Speaking to the universal appeal of the show, you had a line in your paper that said, “They are people first, mothers, widows, and divorcées second.”




Miles Martin

We still have problems in television shows with tokenism, but I also think sometimes it’s the nature of a 30-minute format. This character had a purpose and they filled it. But in the wrong hands, without talented writers, without them actually being interested in women that age themselves, without those actresses, it could have flopped. It's really important that they were just really interesting characters. You could talk about the personalities of these four people without ever really revealing their gender or age.

Enough Wicker

Where are you at now, in terms of your career?


Miles Martin

My whole brand is essentially that I've never been sciencey enough to be a science person, and I’ve never been into arts and humanities enough to truly commit. I’ve bounced around from loving science content and health content, obviously, but not wanting to work in a research lab. Never see the light of day, lots of numbers — really not for me. So where that led me was to creative ways to deliver that science and medical information. Today my job is essentially communicating the ideas of scientific papers to non-scientists.

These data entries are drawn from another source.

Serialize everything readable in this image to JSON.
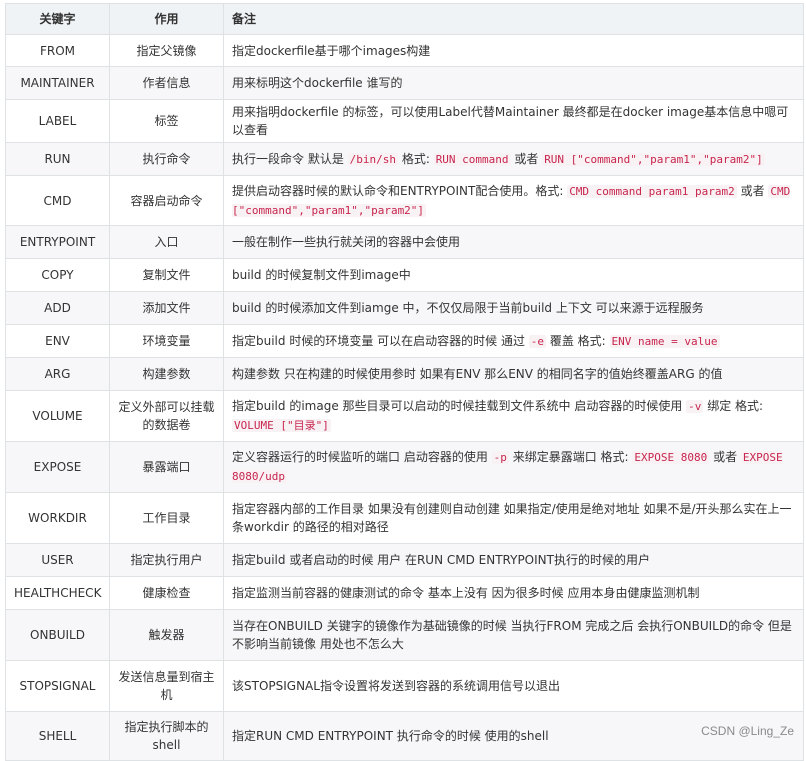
{
  "header": {
    "key": "关键字",
    "role": "作用",
    "note": "备注"
  },
  "rows": [
    {
      "key": "FROM",
      "role": "指定父镜像",
      "h": 32,
      "note": [
        {
          "t": "指定dockerfile基于哪个images构建"
        }
      ]
    },
    {
      "key": "MAINTAINER",
      "role": "作者信息",
      "h": 33,
      "note": [
        {
          "t": "用来标明这个dockerfile 谁写的"
        }
      ]
    },
    {
      "key": "LABEL",
      "role": "标签",
      "h": 33,
      "note": [
        {
          "t": "用来指明dockerfile 的标签，可以使用Label代替Maintainer 最终都是在docker image基本信息中嗯可以查看"
        }
      ]
    },
    {
      "key": "RUN",
      "role": "执行命令",
      "h": 33,
      "note": [
        {
          "t": "执行一段命令 默认是 "
        },
        {
          "c": "/bin/sh"
        },
        {
          "t": " 格式: "
        },
        {
          "c": "RUN command"
        },
        {
          "t": " 或者 "
        },
        {
          "c": "RUN [\"command\",\"param1\",\"param2\"]"
        }
      ]
    },
    {
      "key": "CMD",
      "role": "容器启动命令",
      "h": 50,
      "note": [
        {
          "t": "提供启动容器时候的默认命令和ENTRYPOINT配合使用。格式: "
        },
        {
          "c": "CMD command param1 param2"
        },
        {
          "t": " 或者 "
        },
        {
          "c": "CMD [\"command\",\"param1\",\"param2\"]"
        }
      ]
    },
    {
      "key": "ENTRYPOINT",
      "role": "入口",
      "h": 33,
      "note": [
        {
          "t": "一般在制作一些执行就关闭的容器中会使用"
        }
      ]
    },
    {
      "key": "COPY",
      "role": "复制文件",
      "h": 33,
      "note": [
        {
          "t": "build 的时候复制文件到image中"
        }
      ]
    },
    {
      "key": "ADD",
      "role": "添加文件",
      "h": 33,
      "note": [
        {
          "t": "build 的时候添加文件到iamge 中，不仅仅局限于当前build 上下文 可以来源于远程服务"
        }
      ]
    },
    {
      "key": "ENV",
      "role": "环境变量",
      "h": 33,
      "note": [
        {
          "t": "指定build 时候的环境变量 可以在启动容器的时候 通过 "
        },
        {
          "c": "-e"
        },
        {
          "t": " 覆盖 格式: "
        },
        {
          "c": "ENV name = value"
        }
      ]
    },
    {
      "key": "ARG",
      "role": "构建参数",
      "h": 33,
      "note": [
        {
          "t": "构建参数 只在构建的时候使用参时 如果有ENV 那么ENV 的相同名字的值始终覆盖ARG 的值"
        }
      ]
    },
    {
      "key": "VOLUME",
      "role": "定义外部可以挂载的数据卷",
      "h": 51,
      "note": [
        {
          "t": "指定build 的image 那些目录可以启动的时候挂载到文件系统中 启动容器的时候使用 "
        },
        {
          "c": "-v"
        },
        {
          "t": " 绑定 格式: "
        },
        {
          "c": "VOLUME [\"目录\"]"
        }
      ]
    },
    {
      "key": "EXPOSE",
      "role": "暴露端口",
      "h": 51,
      "note": [
        {
          "t": "定义容器运行的时候监听的端口 启动容器的使用 "
        },
        {
          "c": "-p"
        },
        {
          "t": " 来绑定暴露端口 格式: "
        },
        {
          "c": "EXPOSE 8080"
        },
        {
          "t": " 或者 "
        },
        {
          "c": "EXPOSE 8080/udp"
        }
      ]
    },
    {
      "key": "WORKDIR",
      "role": "工作目录",
      "h": 51,
      "note": [
        {
          "t": "指定容器内部的工作目录 如果没有创建则自动创建 如果指定/使用是绝对地址 如果不是/开头那么实在上一条workdir 的路径的相对路径"
        }
      ]
    },
    {
      "key": "USER",
      "role": "指定执行用户",
      "h": 33,
      "note": [
        {
          "t": "指定build 或者启动的时候 用户 在RUN CMD ENTRYPOINT执行的时候的用户"
        }
      ]
    },
    {
      "key": "HEALTHCHECK",
      "role": "健康检查",
      "h": 33,
      "note": [
        {
          "t": "指定监测当前容器的健康测试的命令 基本上没有 因为很多时候 应用本身由健康监测机制"
        }
      ]
    },
    {
      "key": "ONBUILD",
      "role": "触发器",
      "h": 51,
      "note": [
        {
          "t": "当存在ONBUILD 关键字的镜像作为基础镜像的时候 当执行FROM 完成之后 会执行ONBUILD的命令 但是不影响当前镜像 用处也不怎么大"
        }
      ]
    },
    {
      "key": "STOPSIGNAL",
      "role": "发送信息量到宿主机",
      "h": 51,
      "note": [
        {
          "t": "该STOPSIGNAL指令设置将发送到容器的系统调用信号以退出"
        }
      ]
    },
    {
      "key": "SHELL",
      "role": "指定执行脚本的shell",
      "h": 49,
      "note": [
        {
          "t": "指定RUN CMD ENTRYPOINT 执行命令的时候 使用的shell"
        }
      ]
    }
  ],
  "watermark": "CSDN @Ling_Ze"
}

Looking back, I do think there’s something to be said for the power that television could theoretically have in terms of delivering medical information.


There are a lot of studies on how, in parts of Africa today, they’ve used plays and television and storytelling to get life-saving HIV/AIDS information to young people. There is something to be said for how writing this Golden Girls paper gave me perspective in terms of broadening the way I look at how any creative performative product — television, theater, whatever it is — can impart this information. It informed the way I looked at those things moving forward, both in terms of how I consume them but also informing how I create science communication products.


Enough Wicker

What does the TV landscape look like these days as compared to the 1980s?


Miles Martin

It’s so different. In my paper, I refer to The Golden Girls as being unique in transmitting ideas to audiences because of its “intersectional position in the range of programming available.” These days, someone can suggest you watch something, and you never have to, because there’s a thousand other things you could be watching. I don’t watch anything anyone tells me to! I say I’m gonna ‘add it to the list’ — there’s no list. And I feel like you can relate to this, being a pop culture scholar: We can only watch so much, because we have to watch the same thing 100 times.


I mean, how can I try a new show when I have to go back and look for this one particular minute instance I just remembered in The Golden Girls?